Challenge of Poverty in Central Africa: Impact of the COVID-19 Pandemic and Strategies
The first virtual regional MOST Forum of Ministers of Social Development in Central Africa was convened by UNESCO’s Management of Social Transformations (MOST) Programme, in association with the Government of Gabon, and in cooperation with the Economic Community for Central African States on “Poverty in Central Africa: Impact of the COVID-19 Pandemic and Strategies”. Its aim was to build stronger synergies in Central African countries between public policies and social science research in order to tackle the growing challenge of poverty, exacerbated by the COVID-19 pandemic, in the context of the Agenda for Sustainable Development 2030 and the African Union’s Agenda 2063.
The Sub-Saharan Africa sub-region has the highest rate of people living below the poverty line in the world (55 percent in 2014 according to the Economic Commission for Africa (ECA)).

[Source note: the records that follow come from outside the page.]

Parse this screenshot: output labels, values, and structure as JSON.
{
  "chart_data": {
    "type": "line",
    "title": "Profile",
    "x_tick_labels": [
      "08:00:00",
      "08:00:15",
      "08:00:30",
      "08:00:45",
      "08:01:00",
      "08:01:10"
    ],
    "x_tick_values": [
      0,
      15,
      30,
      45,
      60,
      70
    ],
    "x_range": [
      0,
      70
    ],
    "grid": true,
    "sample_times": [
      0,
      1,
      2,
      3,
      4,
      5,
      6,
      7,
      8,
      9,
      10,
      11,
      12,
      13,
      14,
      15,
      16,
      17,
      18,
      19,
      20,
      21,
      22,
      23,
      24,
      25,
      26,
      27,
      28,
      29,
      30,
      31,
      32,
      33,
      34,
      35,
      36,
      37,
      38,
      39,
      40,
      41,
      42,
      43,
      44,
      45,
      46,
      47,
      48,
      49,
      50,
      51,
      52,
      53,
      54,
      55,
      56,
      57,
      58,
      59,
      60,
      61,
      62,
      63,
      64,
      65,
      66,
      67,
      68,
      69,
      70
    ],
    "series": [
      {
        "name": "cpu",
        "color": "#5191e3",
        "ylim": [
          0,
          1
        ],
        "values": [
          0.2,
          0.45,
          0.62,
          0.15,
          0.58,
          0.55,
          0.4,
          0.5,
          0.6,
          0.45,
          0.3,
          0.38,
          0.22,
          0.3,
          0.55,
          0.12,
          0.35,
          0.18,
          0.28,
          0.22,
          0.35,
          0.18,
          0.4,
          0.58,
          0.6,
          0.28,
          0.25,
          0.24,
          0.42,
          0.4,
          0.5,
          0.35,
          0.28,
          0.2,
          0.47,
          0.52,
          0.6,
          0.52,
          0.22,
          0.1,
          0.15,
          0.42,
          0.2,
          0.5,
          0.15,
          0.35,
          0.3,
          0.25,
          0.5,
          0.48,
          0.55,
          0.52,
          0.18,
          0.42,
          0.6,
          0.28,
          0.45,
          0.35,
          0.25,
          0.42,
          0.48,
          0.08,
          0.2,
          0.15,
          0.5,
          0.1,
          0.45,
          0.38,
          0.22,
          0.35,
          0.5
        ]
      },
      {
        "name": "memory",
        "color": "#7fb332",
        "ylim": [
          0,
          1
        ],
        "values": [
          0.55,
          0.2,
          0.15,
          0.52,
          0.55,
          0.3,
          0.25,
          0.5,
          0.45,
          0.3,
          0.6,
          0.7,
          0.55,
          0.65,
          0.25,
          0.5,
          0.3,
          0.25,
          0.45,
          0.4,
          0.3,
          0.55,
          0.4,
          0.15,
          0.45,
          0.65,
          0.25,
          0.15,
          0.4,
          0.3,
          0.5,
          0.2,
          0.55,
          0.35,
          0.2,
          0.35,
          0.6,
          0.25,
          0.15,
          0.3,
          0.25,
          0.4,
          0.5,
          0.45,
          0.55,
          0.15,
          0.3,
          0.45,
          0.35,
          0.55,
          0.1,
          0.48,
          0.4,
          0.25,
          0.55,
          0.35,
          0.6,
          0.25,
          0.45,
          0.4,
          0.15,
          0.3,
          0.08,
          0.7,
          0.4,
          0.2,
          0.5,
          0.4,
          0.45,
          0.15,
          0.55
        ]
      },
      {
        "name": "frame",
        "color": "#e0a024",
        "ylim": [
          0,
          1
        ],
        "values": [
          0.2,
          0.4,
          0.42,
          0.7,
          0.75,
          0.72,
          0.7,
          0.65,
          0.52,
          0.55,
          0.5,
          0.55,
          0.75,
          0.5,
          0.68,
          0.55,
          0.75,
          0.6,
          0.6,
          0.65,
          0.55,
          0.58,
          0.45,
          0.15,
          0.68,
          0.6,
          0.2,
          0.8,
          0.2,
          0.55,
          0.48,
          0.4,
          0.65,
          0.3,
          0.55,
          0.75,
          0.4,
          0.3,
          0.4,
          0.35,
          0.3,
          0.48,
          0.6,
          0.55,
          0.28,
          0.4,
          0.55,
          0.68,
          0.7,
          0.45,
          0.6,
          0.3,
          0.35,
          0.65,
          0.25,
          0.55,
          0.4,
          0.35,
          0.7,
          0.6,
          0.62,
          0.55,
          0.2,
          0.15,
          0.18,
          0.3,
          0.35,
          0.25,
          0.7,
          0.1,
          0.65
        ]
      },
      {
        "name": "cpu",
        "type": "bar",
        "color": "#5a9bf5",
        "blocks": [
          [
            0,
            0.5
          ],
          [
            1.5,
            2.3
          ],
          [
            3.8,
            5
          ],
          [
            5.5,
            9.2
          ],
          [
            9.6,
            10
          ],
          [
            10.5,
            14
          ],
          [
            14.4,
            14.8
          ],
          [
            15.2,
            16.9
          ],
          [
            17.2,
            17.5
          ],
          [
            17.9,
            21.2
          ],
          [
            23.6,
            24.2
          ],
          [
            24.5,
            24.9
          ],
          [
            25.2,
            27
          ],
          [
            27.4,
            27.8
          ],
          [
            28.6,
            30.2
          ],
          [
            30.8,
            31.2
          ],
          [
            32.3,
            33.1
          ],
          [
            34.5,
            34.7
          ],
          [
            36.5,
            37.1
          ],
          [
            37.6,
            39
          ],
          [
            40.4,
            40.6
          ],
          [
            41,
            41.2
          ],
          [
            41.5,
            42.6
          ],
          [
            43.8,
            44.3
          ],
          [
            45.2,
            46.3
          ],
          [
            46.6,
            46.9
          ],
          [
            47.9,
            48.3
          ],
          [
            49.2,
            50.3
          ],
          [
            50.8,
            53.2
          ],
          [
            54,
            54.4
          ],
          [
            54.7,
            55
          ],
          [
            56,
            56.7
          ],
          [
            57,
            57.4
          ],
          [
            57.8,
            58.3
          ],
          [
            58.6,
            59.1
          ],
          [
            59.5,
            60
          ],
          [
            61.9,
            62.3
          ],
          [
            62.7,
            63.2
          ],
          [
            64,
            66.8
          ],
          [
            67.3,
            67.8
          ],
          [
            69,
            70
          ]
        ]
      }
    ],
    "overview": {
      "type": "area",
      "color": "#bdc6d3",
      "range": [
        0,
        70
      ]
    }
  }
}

The Forum discussed in detail how COVID-19 not only significantly aggravates poverty, but also contributes to growing inequalities and social exclusion. According to the ECA, 71% of the population in Africa works in the informal sector and ministers raised the concern that, due to lockdowns and social distancing, millions of people have lost their livelihoods. This situation creates a strong need for social protection. In a report entitled “UN Framework for the immediate socio-economic response to COVID-19”, launched in April 2020, social protection is considered to be one of the five key policy responses to the pandemic.
Special emphasis was put on the need to focus on the most vulnerable: persons with disabilities; women and girls; and youth (totaling 60% of the African population). As elsewhere in the world, there is also an alarming increase in violence against women and girls due to lockdowns.
The Forum stressed that public policies need to be supported by research and data, but that there is a clear lack of this in the subregion.